Minister of Home Affairs Tito Karnavian said that the condition needed to be immediately solved because the fiscal capacity of a number of regions was increasingly limited after the addition of apparatus through the recruitment of PPPK.
"If I'm not mistaken, there are 39 areas that we need to think about. Maybe they, if they rely on local original income, will also be difficult, so they need to be supported through transfers to the region (TKD)," said Tito, Tuesday, June 9.
According to Tito, the high proportion of employee spending is the main factor that puts pressure on the fiscal space of local governments. As a result, the allocation of the budget for development and public services is becoming increasingly limited.
In Central Sulawesi, a number of areas recorded a share of employee spending that was far above the ideal limit set by the government. The Central Sulawesi Provincial Government has a share of employee spending of 56.65 percent of the total APBD. Meanwhile, Donggala Regency reached 53.1 percent and Sigi Regency around 60 percent.
"Then Sigi is spending 60 percent of employees. Well, this is what needs to be done, find a solution," said Tito.
The government through the Law on Financial Relations between the Central Government and Regional Governments has actually set a maximum limit for employee spending of 30 percent of the APBD. However, until now, there are still many regions that have not been able to meet this provision.
Data from the Ministry of Home Affairs shows that as many as 367 regencies still have a spending share for employees above 30 percent. On the other hand, only 48 regencies have managed to reduce employee spending below the threshold.

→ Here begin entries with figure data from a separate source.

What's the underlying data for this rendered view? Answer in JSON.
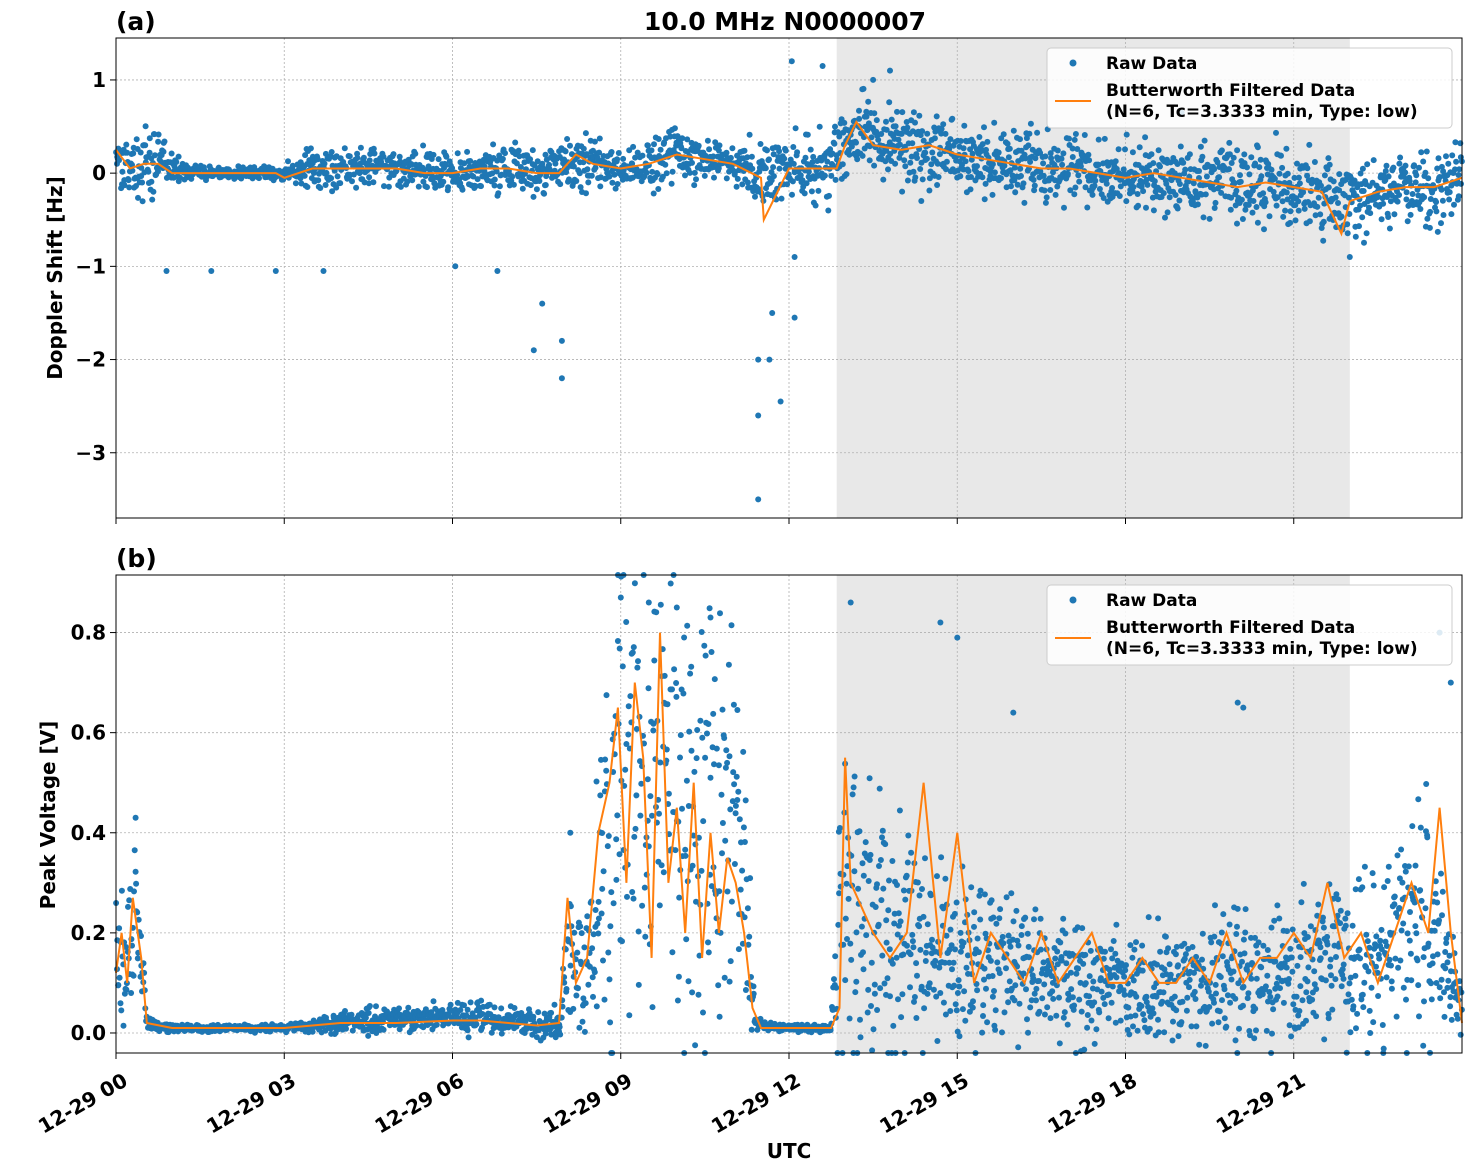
{
  "figure": {
    "title": "10.0 MHz N0000007",
    "xlabel": "UTC",
    "shade_color": "#e8e8e8",
    "raw_color": "#1f77b4",
    "filtered_color": "#ff7f0e",
    "x_ticks": [
      "12-29 00",
      "12-29 03",
      "12-29 06",
      "12-29 09",
      "12-29 12",
      "12-29 15",
      "12-29 18",
      "12-29 21"
    ],
    "legend": {
      "raw": "Raw Data",
      "filtered_line1": "Butterworth Filtered Data",
      "filtered_line2": "(N=6, Tc=3.3333 min, Type: low)"
    }
  },
  "chart_data": [
    {
      "panel_label": "(a)",
      "type": "scatter",
      "ylabel": "Doppler Shift [Hz]",
      "xlim_hours": [
        0,
        24
      ],
      "ylim": [
        -3.7,
        1.45
      ],
      "y_ticks": [
        1,
        0,
        -1,
        -2,
        -3
      ],
      "y_tick_labels": [
        "1",
        "0",
        "−1",
        "−2",
        "−3"
      ],
      "shaded_hours": [
        12.85,
        22.0
      ],
      "grid": true,
      "legend_position": "top-right",
      "series": [
        {
          "name": "Raw Data",
          "kind": "points",
          "x_hours": [
            0.0,
            0.25,
            0.5,
            0.75,
            1.0,
            1.5,
            2.0,
            2.5,
            3.0,
            3.5,
            4.0,
            4.5,
            5.0,
            5.5,
            6.0,
            6.5,
            7.0,
            7.5,
            8.0,
            8.5,
            9.0,
            9.5,
            10.0,
            10.5,
            11.0,
            11.5,
            12.0,
            12.5,
            12.85,
            13.2,
            13.5,
            14.0,
            14.5,
            15.0,
            15.5,
            16.0,
            16.5,
            17.0,
            17.5,
            18.0,
            18.5,
            19.0,
            19.5,
            20.0,
            20.5,
            21.0,
            21.5,
            22.0,
            22.5,
            23.0,
            23.5,
            24.0
          ],
          "y_center": [
            0.2,
            0.1,
            0.05,
            0.15,
            0.05,
            0.0,
            0.0,
            0.0,
            0.0,
            0.05,
            0.05,
            0.05,
            0.05,
            0.05,
            0.0,
            0.05,
            0.05,
            0.0,
            0.1,
            0.1,
            0.05,
            0.1,
            0.2,
            0.15,
            0.1,
            0.0,
            0.05,
            0.05,
            0.1,
            0.5,
            0.35,
            0.25,
            0.25,
            0.2,
            0.15,
            0.1,
            0.05,
            0.05,
            0.0,
            -0.05,
            -0.05,
            -0.05,
            -0.1,
            -0.1,
            -0.15,
            -0.15,
            -0.2,
            -0.3,
            -0.2,
            -0.15,
            -0.15,
            -0.1
          ],
          "y_spread": [
            0.25,
            0.2,
            0.3,
            0.35,
            0.1,
            0.05,
            0.05,
            0.05,
            0.05,
            0.2,
            0.15,
            0.15,
            0.15,
            0.15,
            0.15,
            0.2,
            0.2,
            0.2,
            0.2,
            0.2,
            0.15,
            0.2,
            0.2,
            0.15,
            0.15,
            0.3,
            0.25,
            0.3,
            0.3,
            0.3,
            0.3,
            0.3,
            0.3,
            0.25,
            0.25,
            0.25,
            0.25,
            0.25,
            0.25,
            0.25,
            0.25,
            0.3,
            0.3,
            0.3,
            0.3,
            0.3,
            0.3,
            0.3,
            0.3,
            0.3,
            0.3,
            0.3
          ],
          "outliers": [
            [
              0.9,
              -1.05
            ],
            [
              1.7,
              -1.05
            ],
            [
              2.85,
              -1.05
            ],
            [
              3.7,
              -1.05
            ],
            [
              6.05,
              -1.0
            ],
            [
              6.8,
              -1.05
            ],
            [
              7.45,
              -1.9
            ],
            [
              7.6,
              -1.4
            ],
            [
              7.95,
              -1.8
            ],
            [
              7.95,
              -2.2
            ],
            [
              11.45,
              -2.0
            ],
            [
              11.45,
              -2.6
            ],
            [
              11.45,
              -3.5
            ],
            [
              11.65,
              -2.0
            ],
            [
              11.7,
              -1.5
            ],
            [
              11.85,
              -2.45
            ],
            [
              12.1,
              -1.55
            ],
            [
              12.1,
              -0.9
            ],
            [
              12.05,
              1.2
            ],
            [
              12.6,
              1.15
            ],
            [
              13.5,
              1.0
            ],
            [
              13.8,
              1.1
            ],
            [
              19.0,
              0.65
            ],
            [
              22.0,
              -0.9
            ]
          ]
        },
        {
          "name": "Butterworth Filtered Data (N=6, Tc=3.3333 min, Type: low)",
          "kind": "line",
          "x_hours": [
            0.0,
            0.25,
            0.5,
            0.75,
            1.0,
            1.5,
            2.0,
            2.5,
            2.85,
            3.0,
            3.5,
            4.0,
            4.5,
            5.0,
            5.5,
            6.0,
            6.5,
            7.0,
            7.5,
            7.9,
            8.2,
            8.5,
            9.0,
            9.5,
            10.0,
            10.5,
            11.0,
            11.5,
            11.55,
            12.0,
            12.5,
            12.85,
            13.0,
            13.2,
            13.5,
            14.0,
            14.5,
            15.0,
            15.5,
            16.0,
            16.5,
            17.0,
            17.5,
            18.0,
            18.5,
            19.0,
            19.5,
            20.0,
            20.5,
            21.0,
            21.5,
            21.85,
            22.0,
            22.5,
            23.0,
            23.5,
            24.0
          ],
          "y": [
            0.25,
            0.05,
            0.1,
            0.1,
            0.0,
            0.0,
            0.0,
            0.0,
            0.0,
            -0.05,
            0.05,
            0.05,
            0.05,
            0.05,
            0.0,
            0.0,
            0.05,
            0.05,
            0.0,
            0.0,
            0.2,
            0.1,
            0.05,
            0.1,
            0.2,
            0.15,
            0.1,
            -0.05,
            -0.5,
            0.05,
            0.05,
            0.05,
            0.3,
            0.55,
            0.3,
            0.25,
            0.3,
            0.2,
            0.15,
            0.1,
            0.05,
            0.05,
            0.0,
            -0.05,
            0.0,
            -0.05,
            -0.1,
            -0.15,
            -0.1,
            -0.15,
            -0.2,
            -0.65,
            -0.3,
            -0.2,
            -0.15,
            -0.15,
            -0.05
          ]
        }
      ]
    },
    {
      "panel_label": "(b)",
      "type": "scatter",
      "ylabel": "Peak Voltage [V]",
      "xlim_hours": [
        0,
        24
      ],
      "ylim": [
        -0.04,
        0.915
      ],
      "y_ticks": [
        0.0,
        0.2,
        0.4,
        0.6,
        0.8
      ],
      "y_tick_labels": [
        "0.0",
        "0.2",
        "0.4",
        "0.6",
        "0.8"
      ],
      "shaded_hours": [
        12.85,
        22.0
      ],
      "grid": true,
      "legend_position": "top-right",
      "series": [
        {
          "name": "Raw Data",
          "kind": "points",
          "x_hours": [
            0.0,
            0.15,
            0.3,
            0.45,
            0.55,
            1.0,
            1.5,
            2.0,
            2.5,
            3.0,
            3.5,
            4.0,
            4.5,
            5.0,
            5.5,
            6.0,
            6.5,
            7.0,
            7.5,
            7.9,
            8.05,
            8.3,
            8.6,
            8.8,
            9.0,
            9.3,
            9.6,
            9.9,
            10.2,
            10.5,
            10.8,
            11.1,
            11.25,
            11.4,
            11.8,
            12.2,
            12.6,
            12.75,
            12.9,
            13.1,
            13.5,
            14.0,
            14.5,
            15.0,
            15.5,
            16.0,
            16.5,
            17.0,
            17.5,
            18.0,
            18.5,
            19.0,
            19.5,
            20.0,
            20.5,
            21.0,
            21.5,
            22.0,
            22.5,
            23.0,
            23.3,
            23.7,
            24.0
          ],
          "y_center": [
            0.15,
            0.12,
            0.22,
            0.15,
            0.02,
            0.01,
            0.01,
            0.01,
            0.01,
            0.01,
            0.015,
            0.02,
            0.025,
            0.025,
            0.03,
            0.03,
            0.03,
            0.025,
            0.02,
            0.02,
            0.15,
            0.1,
            0.25,
            0.45,
            0.5,
            0.5,
            0.45,
            0.5,
            0.45,
            0.45,
            0.4,
            0.35,
            0.2,
            0.02,
            0.01,
            0.01,
            0.01,
            0.01,
            0.2,
            0.3,
            0.2,
            0.2,
            0.15,
            0.15,
            0.15,
            0.12,
            0.12,
            0.12,
            0.1,
            0.1,
            0.1,
            0.1,
            0.1,
            0.12,
            0.12,
            0.12,
            0.15,
            0.15,
            0.15,
            0.2,
            0.25,
            0.15,
            0.05
          ],
          "y_spread": [
            0.1,
            0.1,
            0.12,
            0.1,
            0.01,
            0.005,
            0.005,
            0.005,
            0.005,
            0.005,
            0.01,
            0.015,
            0.02,
            0.02,
            0.02,
            0.02,
            0.025,
            0.02,
            0.02,
            0.02,
            0.12,
            0.1,
            0.2,
            0.35,
            0.35,
            0.35,
            0.35,
            0.35,
            0.35,
            0.35,
            0.35,
            0.3,
            0.2,
            0.01,
            0.005,
            0.005,
            0.005,
            0.005,
            0.18,
            0.3,
            0.2,
            0.18,
            0.15,
            0.14,
            0.12,
            0.1,
            0.1,
            0.1,
            0.08,
            0.08,
            0.08,
            0.08,
            0.08,
            0.1,
            0.1,
            0.1,
            0.12,
            0.12,
            0.12,
            0.15,
            0.2,
            0.12,
            0.05
          ],
          "outliers": [
            [
              0.35,
              0.43
            ],
            [
              8.1,
              0.4
            ],
            [
              9.0,
              0.87
            ],
            [
              9.5,
              0.86
            ],
            [
              10.0,
              0.85
            ],
            [
              10.6,
              0.83
            ],
            [
              13.1,
              0.86
            ],
            [
              14.7,
              0.82
            ],
            [
              15.0,
              0.79
            ],
            [
              16.0,
              0.64
            ],
            [
              20.0,
              0.66
            ],
            [
              20.1,
              0.65
            ],
            [
              23.6,
              0.8
            ],
            [
              23.8,
              0.7
            ]
          ]
        },
        {
          "name": "Butterworth Filtered Data (N=6, Tc=3.3333 min, Type: low)",
          "kind": "line",
          "x_hours": [
            0.0,
            0.1,
            0.2,
            0.3,
            0.45,
            0.55,
            1.0,
            2.0,
            3.0,
            3.5,
            4.0,
            5.0,
            6.0,
            6.5,
            7.0,
            7.5,
            7.9,
            8.05,
            8.2,
            8.4,
            8.6,
            8.8,
            8.95,
            9.1,
            9.25,
            9.4,
            9.55,
            9.7,
            9.85,
            10.0,
            10.15,
            10.3,
            10.45,
            10.6,
            10.75,
            10.9,
            11.05,
            11.2,
            11.35,
            11.5,
            12.0,
            12.5,
            12.75,
            12.9,
            13.0,
            13.1,
            13.3,
            13.5,
            13.8,
            14.1,
            14.4,
            14.7,
            15.0,
            15.3,
            15.6,
            15.9,
            16.2,
            16.5,
            16.8,
            17.1,
            17.4,
            17.7,
            18.0,
            18.3,
            18.6,
            18.9,
            19.2,
            19.5,
            19.8,
            20.1,
            20.4,
            20.7,
            21.0,
            21.3,
            21.6,
            21.9,
            22.2,
            22.5,
            22.8,
            23.1,
            23.4,
            23.6,
            23.8,
            24.0
          ],
          "y": [
            0.12,
            0.2,
            0.1,
            0.27,
            0.15,
            0.02,
            0.01,
            0.01,
            0.01,
            0.015,
            0.02,
            0.02,
            0.025,
            0.025,
            0.02,
            0.015,
            0.02,
            0.27,
            0.1,
            0.15,
            0.4,
            0.5,
            0.65,
            0.3,
            0.7,
            0.55,
            0.15,
            0.8,
            0.3,
            0.45,
            0.2,
            0.5,
            0.15,
            0.4,
            0.2,
            0.35,
            0.3,
            0.2,
            0.05,
            0.01,
            0.01,
            0.01,
            0.01,
            0.05,
            0.55,
            0.3,
            0.25,
            0.2,
            0.15,
            0.2,
            0.5,
            0.15,
            0.4,
            0.1,
            0.2,
            0.15,
            0.1,
            0.2,
            0.1,
            0.15,
            0.2,
            0.1,
            0.1,
            0.15,
            0.1,
            0.1,
            0.15,
            0.1,
            0.2,
            0.1,
            0.15,
            0.15,
            0.2,
            0.15,
            0.3,
            0.15,
            0.2,
            0.1,
            0.2,
            0.3,
            0.2,
            0.45,
            0.2,
            0.02
          ]
        }
      ]
    }
  ]
}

To overcome this problem, the government will gradually adjust the structure of the APBD before the maximum spending limit for employees is fully implemented on January 5, 2027.
The Ministry of Home Affairs has also issued a circular asking local governments to evaluate budgets and prioritize spending that has a direct impact on the community.
In addition, the regions are asked to reduce spending that is considered not urgent, such as official travel, ceremonial activities, and other non-priority programs so that fiscal capacity can be strengthened.
Tito emphasized that the local government needed to first carry out efficiency and budget arrangements before applying for additional support from the central government.
According to him, this step is important to maintain the fiscal health of the region while ensuring that the obligation to pay the PPPK salary is still met without sacrificing development programs and public services.
With a healthier fiscal arrangement, the government hopes that the regions will have a larger budget space to finance development while meeting the needs of employee spending on an ongoing basis.